Geheel anders echter wordt de verhouding, als men al die verba ook
voor regelmatig houdt, die door Prof. Brill in de tien klassen
tusschen de streng regelmatige zijn opgenoemd, en wier afwijkingen òf
zeer gering zijn, òf zich op de eene of andere wijze laten verklaren.
Maar op dergelijke wijze kan men ook de onregelmatigheid van koopen en
zoeken, van weten en moeten, van kunnen, mogen en
zullen rechtvaardigen, en dan blijven er niet meer dan 9 of 10
onregelmatige over, in tegenstelling van 226 of 225 regelmatige.

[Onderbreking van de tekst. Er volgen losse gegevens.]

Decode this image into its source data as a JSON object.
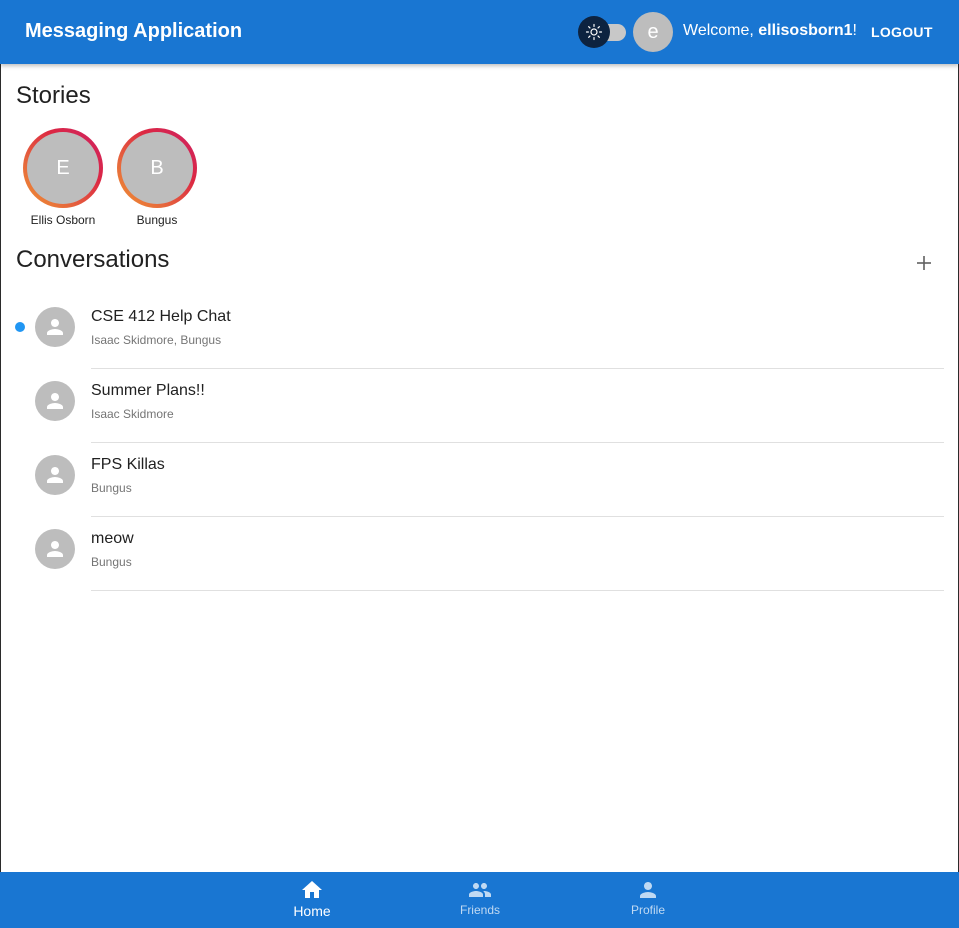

Houdt men het eerste beginsel vast, dan is houden
ongetwijfeld onregelmatig. De oorspronkelijke oudnederlandsche vorm moet
haldan, hiald, gahaldan geluid hebben. Nu veranderde ald, evenals
uld, oudtijds regelmatig in oud, zooals oud (ald),
woud (wald), smout (smalt van smelten), koud
(kald), mout (malt), goud (guld) en schout (schuldheet)
bewijzen. Ook zeide men oudtijds schoud voor schuld en
gewoud voor geweld (gewald). De verandering van haldan in
houden was dus oudtijds geheel in den regel. Maar er staat tegenover,
dat deze regel nu niet meer geldig is, en dat men vergald, versmald, omwald,
hij valt, malt, stalt, enz. zegt, zoodat de afwijking van het model zich
niet door eene thans heerschende taalwet laat verklaren.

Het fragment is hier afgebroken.